3. Il résulte de l'instruction, notamment du dossier technique de l'entreprise et des deux rapports d'expertise établis à la demande du ministre de l'enseignement supérieur, de la recherche et de l'innovation, que la SAS Style et Design Group a développé, à la demande d'un constructeur automobile souhaitant se démarquer de ses concurrents, un projet de conception d'un poste de conduite automobile ergonomique, afin que " le conducteur se consacre à l'environnement (route, autres usagers, météo, ) grâce à un nouveau concept d'interaction entre un conducteur et sa voiture, tenant compte des interactions avec l'environnement : l'HEI (Human Environment Interface) ". Si l'interface entre un conducteur automobile et son environnement conçue par la SAS Style et Design Group peut présenter un caractère innovant, les documents produits, à défaut de recenser les connaissances scientifiques disponibles sur le sujet, ne permettent pas de déterminer l'état de l'art, ni d'identifier les verrous technologiques. Ainsi, en se bornant à citer quelques normes et un article de presse, et à faire valoir par des considérations générales que l'état de l'art ne peut être exhaustif, la société requérante n'établit pas que le projet permet une amélioration substantielle de l'état de l'art. De même, le constat empirique de problèmes à résoudre et de contraintes à prendre en compte, qui figure au dossier, ne fait pas apparaître les verrous technologiques que les travaux réalisés ont permis de lever. Les éléments fournis ne permettent pas davantage d'établir la démarche de recherche scientifique mise en œuvre et la mobilisation effective des personnels, alors que la société revendique une méthode empirique. Enfin, les experts désignés par le ministre ont relevé l'absence d'indicateurs de recherche et développement et qu'aucun document de référence ne permettait de rendre compte de la méthodologie et de la formalisation des résultats. En outre, l'affectation des personnels dont les rémunérations ont été incluses dans la base de calcul du crédit d'impôt recherche demandé n'est pas justifiée. Par suite, la société requérante n'est pas fondée à soutenir que ce projet était éligible au crédit d'impôt recherche.

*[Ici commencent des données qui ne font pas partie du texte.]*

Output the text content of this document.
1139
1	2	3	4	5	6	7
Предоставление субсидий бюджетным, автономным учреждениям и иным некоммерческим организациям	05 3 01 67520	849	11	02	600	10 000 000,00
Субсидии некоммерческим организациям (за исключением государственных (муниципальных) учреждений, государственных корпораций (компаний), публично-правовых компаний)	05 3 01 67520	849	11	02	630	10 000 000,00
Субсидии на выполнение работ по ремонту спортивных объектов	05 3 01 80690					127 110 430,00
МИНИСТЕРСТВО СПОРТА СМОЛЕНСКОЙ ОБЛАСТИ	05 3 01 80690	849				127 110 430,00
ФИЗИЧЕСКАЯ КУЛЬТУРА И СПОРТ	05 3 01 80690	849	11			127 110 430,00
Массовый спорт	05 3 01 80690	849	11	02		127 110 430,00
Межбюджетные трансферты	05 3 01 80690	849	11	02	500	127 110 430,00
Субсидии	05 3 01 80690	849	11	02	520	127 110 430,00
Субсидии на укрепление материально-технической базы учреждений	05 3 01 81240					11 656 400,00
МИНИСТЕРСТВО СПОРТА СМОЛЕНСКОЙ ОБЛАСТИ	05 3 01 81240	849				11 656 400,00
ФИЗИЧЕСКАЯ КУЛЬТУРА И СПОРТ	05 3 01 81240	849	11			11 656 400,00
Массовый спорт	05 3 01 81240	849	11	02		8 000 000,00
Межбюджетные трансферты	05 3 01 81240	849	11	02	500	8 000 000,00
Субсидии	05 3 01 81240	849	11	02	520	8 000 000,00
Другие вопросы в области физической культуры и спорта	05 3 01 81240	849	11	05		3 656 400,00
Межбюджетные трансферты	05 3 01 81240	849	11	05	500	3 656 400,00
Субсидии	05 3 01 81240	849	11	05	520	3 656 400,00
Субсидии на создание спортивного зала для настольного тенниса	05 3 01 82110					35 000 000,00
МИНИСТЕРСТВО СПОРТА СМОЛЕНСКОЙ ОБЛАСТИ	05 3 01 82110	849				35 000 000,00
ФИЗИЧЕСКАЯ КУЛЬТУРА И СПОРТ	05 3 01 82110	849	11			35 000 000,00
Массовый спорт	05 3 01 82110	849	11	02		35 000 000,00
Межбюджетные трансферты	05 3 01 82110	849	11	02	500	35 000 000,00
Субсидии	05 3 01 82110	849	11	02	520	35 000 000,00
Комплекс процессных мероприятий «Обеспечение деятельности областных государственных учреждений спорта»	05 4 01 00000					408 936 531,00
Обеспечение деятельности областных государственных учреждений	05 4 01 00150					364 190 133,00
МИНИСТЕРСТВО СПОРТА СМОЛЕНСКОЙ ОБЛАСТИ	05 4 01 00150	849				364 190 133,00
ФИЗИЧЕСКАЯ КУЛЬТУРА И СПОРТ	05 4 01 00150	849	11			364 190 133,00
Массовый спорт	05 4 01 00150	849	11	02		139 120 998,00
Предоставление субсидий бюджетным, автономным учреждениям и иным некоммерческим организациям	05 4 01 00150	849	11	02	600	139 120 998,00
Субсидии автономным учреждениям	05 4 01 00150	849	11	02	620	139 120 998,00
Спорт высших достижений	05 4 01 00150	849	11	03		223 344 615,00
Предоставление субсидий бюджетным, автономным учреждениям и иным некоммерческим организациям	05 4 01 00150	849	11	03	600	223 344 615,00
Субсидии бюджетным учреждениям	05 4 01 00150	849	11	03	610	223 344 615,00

4. Il résulte de ce qui précède que la SAS Style et Design Group n'est pas fondée à soutenir que c'est à tort que, par le jugement attaqué, le tribunal administratif de Versailles a rejeté sa demande. Par suite, la requête doit être rejetée, y compris ses conclusions tendant à application des dispositions de l'article L. 761-1 du code de justice administrative.

DECIDE :

Article 1er : La requête de la SAS Style et Design Group est rejetée.

Article 2 : Le présent arrêt sera notifié à la SAS Style et Design Group et au ministre de l'économie, des finances et de la souveraineté industrielle et numérique.

Délibéré après l'audience du 7 mai 2024, à laquelle siégeaient :

Mme Versol, présidente de chambre,

Mme Dorion, présidente-assesseure,

M. Tar, premier conseiller.

Rendu public par mise à disposition au greffe, le 28 mai 2024.

La rapporteure,

O. DORION La présidente,

F. VERSOLLa greffière,

A. GAUTHIER

La République mande et ordonne au ministre de l'économie, des finances et de la souveraineté industrielle et numérique en ce qui le concerne ou à tous commissaires de justice à ce requis en ce qui concerne les voies de droit commun contre les parties privées, de pourvoir à l'exécution de la présente décision.